I’ve been spending a lot of time thinking about the implementation of and the implications of their use for a couple months (see my recent previous post on badge proliferation). In fact, I would argue that widgets/badges could become the platform mechanism which will interconnect currently disconnected and disjointed social networks. Of course it’s obvious that the YouTube player connects the two social networks of YouTube and MySpace, but with the increasing appearance of vertical social networks, the common thread that provides the glue among many silo’ed communities could be the displayed widget/badge.

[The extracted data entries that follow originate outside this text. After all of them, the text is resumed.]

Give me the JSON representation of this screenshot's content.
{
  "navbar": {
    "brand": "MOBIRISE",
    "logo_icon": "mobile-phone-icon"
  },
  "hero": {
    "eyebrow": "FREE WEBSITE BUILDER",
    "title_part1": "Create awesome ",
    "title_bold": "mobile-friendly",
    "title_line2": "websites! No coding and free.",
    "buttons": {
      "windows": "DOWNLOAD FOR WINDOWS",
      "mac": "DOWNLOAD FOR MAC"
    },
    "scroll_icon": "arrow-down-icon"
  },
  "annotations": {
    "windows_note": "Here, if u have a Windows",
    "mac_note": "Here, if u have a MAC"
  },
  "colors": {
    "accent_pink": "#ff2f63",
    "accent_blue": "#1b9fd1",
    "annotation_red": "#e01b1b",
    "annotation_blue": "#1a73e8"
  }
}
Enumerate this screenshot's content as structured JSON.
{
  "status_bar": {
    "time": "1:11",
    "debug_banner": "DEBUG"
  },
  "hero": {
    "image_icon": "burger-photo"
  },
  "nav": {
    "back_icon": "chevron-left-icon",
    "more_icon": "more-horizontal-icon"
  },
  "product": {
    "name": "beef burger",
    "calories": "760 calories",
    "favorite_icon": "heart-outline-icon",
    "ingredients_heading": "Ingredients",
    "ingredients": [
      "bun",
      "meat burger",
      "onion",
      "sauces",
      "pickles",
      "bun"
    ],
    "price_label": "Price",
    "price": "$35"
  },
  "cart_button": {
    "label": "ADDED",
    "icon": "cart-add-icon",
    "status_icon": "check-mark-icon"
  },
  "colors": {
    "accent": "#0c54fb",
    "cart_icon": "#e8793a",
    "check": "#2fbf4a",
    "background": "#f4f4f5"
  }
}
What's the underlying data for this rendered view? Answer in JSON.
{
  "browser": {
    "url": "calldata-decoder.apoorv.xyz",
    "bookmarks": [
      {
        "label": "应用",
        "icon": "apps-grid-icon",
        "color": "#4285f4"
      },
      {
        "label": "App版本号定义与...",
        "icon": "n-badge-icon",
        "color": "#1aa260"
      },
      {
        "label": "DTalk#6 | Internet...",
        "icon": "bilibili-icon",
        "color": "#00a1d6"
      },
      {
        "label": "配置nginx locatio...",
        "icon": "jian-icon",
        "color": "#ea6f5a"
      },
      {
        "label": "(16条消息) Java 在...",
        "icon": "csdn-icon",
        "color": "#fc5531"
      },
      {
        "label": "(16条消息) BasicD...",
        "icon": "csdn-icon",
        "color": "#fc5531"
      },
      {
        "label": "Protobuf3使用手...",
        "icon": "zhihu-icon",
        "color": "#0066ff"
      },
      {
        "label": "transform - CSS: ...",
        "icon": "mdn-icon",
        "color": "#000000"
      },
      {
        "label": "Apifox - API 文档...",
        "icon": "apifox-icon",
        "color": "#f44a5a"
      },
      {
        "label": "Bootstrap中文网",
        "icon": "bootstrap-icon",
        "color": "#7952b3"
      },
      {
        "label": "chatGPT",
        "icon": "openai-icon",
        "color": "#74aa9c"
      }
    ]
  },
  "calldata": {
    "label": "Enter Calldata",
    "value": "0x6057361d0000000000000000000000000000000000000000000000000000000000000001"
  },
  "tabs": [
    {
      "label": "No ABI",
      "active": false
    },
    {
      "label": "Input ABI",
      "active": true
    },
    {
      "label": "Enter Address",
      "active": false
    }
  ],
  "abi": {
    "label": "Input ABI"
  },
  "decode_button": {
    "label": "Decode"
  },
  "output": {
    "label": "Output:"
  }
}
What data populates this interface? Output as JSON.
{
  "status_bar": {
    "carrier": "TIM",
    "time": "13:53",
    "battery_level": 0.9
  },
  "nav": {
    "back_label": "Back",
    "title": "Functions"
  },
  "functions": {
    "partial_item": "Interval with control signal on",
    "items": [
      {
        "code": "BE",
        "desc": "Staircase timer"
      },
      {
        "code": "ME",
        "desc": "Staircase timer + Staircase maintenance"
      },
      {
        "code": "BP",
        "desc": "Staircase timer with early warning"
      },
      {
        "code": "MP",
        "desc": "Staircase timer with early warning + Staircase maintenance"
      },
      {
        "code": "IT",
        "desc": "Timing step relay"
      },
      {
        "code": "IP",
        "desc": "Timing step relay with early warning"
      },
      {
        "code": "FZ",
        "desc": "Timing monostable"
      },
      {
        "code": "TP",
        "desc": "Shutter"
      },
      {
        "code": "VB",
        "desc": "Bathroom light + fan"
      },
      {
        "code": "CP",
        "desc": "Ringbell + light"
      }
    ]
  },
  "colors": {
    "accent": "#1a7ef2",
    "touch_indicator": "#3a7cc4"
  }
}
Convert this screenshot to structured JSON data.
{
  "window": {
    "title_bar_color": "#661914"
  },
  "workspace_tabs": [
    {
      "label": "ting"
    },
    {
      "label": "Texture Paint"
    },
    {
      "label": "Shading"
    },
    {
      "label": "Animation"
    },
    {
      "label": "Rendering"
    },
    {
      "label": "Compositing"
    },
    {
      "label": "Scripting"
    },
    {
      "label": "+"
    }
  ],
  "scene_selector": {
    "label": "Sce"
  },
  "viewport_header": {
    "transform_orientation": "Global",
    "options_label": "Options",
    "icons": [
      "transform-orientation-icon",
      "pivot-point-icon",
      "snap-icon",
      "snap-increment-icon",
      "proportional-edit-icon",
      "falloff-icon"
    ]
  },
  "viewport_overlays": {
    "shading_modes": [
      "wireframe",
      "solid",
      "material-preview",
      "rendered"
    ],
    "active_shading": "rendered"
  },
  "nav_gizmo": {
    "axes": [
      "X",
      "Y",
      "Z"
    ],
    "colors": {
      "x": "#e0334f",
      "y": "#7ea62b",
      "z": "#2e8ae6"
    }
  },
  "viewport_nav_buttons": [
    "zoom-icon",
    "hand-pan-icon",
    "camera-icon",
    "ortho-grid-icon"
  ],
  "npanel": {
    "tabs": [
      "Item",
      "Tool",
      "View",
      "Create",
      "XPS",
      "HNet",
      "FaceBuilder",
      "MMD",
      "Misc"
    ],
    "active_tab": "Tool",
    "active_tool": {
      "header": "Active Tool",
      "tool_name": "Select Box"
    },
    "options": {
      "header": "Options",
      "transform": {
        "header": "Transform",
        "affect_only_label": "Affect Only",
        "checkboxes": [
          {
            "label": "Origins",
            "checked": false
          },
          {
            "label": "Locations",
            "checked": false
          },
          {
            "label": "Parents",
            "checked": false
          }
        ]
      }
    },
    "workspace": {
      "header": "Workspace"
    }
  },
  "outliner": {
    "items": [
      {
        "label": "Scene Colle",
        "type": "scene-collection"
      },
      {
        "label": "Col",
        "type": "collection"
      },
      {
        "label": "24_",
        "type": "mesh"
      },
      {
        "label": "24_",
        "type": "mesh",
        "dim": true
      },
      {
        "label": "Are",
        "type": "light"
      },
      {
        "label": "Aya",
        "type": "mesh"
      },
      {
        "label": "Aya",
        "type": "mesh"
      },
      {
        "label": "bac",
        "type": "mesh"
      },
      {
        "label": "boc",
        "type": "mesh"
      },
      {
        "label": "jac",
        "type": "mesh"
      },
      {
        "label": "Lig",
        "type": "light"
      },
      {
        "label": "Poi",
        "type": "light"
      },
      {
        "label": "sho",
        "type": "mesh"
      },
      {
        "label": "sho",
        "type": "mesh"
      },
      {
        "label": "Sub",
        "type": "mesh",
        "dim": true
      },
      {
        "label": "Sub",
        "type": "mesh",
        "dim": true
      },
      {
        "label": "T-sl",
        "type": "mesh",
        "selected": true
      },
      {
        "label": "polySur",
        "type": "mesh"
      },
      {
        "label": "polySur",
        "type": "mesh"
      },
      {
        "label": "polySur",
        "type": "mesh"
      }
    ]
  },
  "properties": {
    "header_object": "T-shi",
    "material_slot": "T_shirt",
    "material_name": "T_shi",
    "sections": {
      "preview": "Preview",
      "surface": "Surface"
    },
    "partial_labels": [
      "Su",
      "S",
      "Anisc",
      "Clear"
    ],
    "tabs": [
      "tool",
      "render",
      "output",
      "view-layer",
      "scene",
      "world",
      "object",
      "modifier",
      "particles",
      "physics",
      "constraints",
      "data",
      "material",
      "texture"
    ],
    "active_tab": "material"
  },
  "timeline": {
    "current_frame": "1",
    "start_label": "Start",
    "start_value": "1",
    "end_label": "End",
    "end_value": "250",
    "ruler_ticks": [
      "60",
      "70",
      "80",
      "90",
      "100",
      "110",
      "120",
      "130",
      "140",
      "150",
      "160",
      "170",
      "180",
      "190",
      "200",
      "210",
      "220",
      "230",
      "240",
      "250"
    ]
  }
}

However, the purpose of this post is to examine the case study of information dissemination throughout the blogosphere using MySpace badges as an example. Check out this Technorati graph which traces the number of mentions of both “badge” and “myspace” in blog posts over the past year:
The idea went from barely mentioned to commonplace in just a few months, and this illustration shows that the race to feature parity by web startups is hastened by the rapid dissemination of information through the blogosphere. How can a company compete when any demonstration of success will soon be replicated by other services? How can a company take an original innovation and run with it? It’s interesting to note that I know of numerous startups which are currently operating in semi-stealth mode to partially avoid this problem – they are completely open to the public and new users about their service, but they aren’t “screaming in the blogosphere about what they’re doing” to give them an information edge. A likely helpful strategy, yes, but certainly a temporary and fleeting stopgap.
Features – even ones that are difficult to implement – are not barriers to entry. Instead, innovation around marketing (communications and positioning, not just tactical moves), business development relationships, and instillation of network effects are and will increasingly differentiate winning web startups from the also-rans.
When I look at a consumer-facing startup, I assume feature parity of competitors within six months if not sooner. What can be accomplished in that time-period which creates lasting value beyond the next feature? What relationships are being forged with partners which aren’t easily replicated? How is the company targeting a specific demographic with understanding and expertise? How quickly will the service obtain a significant network effect which soon escalates?
Near-time feature parity benefits the web user community as a whole, as it quickly brings the best new inventive features to fruition everywhere. However, it brings difficult challenges to web entrepreneurs looking to make a mark with an innovative service.